My first encounter with Ingeborg was via a message left on my answering machine. I didn’t understand her accent, but I called her back. After that first conversation, we realized we were kindred spirits, particularly after she learned I was another politically incorrect person who wrote letters to the editors.

After a few talks, she invited my wife and I to dinner. She greeted us like old friends with a hug and kiss on the cheek. That was Ingeborg. She showed us a picture of her in her 20s, and I confess I thought she was beautiful. She still is. When we sat down to dinner, she popped off the cap of a delicious German beer, and we talked about America and Germany.

Ingeborg should be the historian emeritus concerning what went on in Europe during World War II; she lived through Nazi Germany as a teenager.

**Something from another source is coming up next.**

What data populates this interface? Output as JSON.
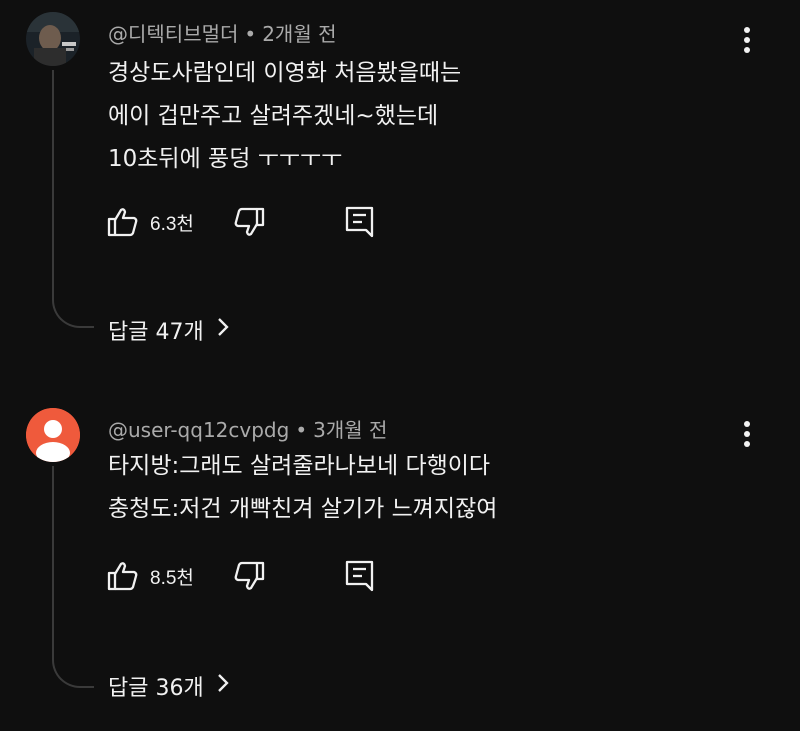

One time when I called, Ingeborg told me that during the winter she had to keep her temp at 52 degrees to conserve her oil supply and spent the day in bed under the covers. This upset me, and I wrote to her that her children should be ashamed to let her suffer like that. But Ingeborg never complains about herself, just the injustice she sees going on in her beloved Augusta and, of course, America and its downfall.

I hadn’t heard from Ingeborg in a year and now I know why. Roberts thinks Ingeborg’s battles with politics are over, but I doubt that. She is one of the most feisty woman I ever met, and my wife and I know her battles are not over. She is a winner and always will be.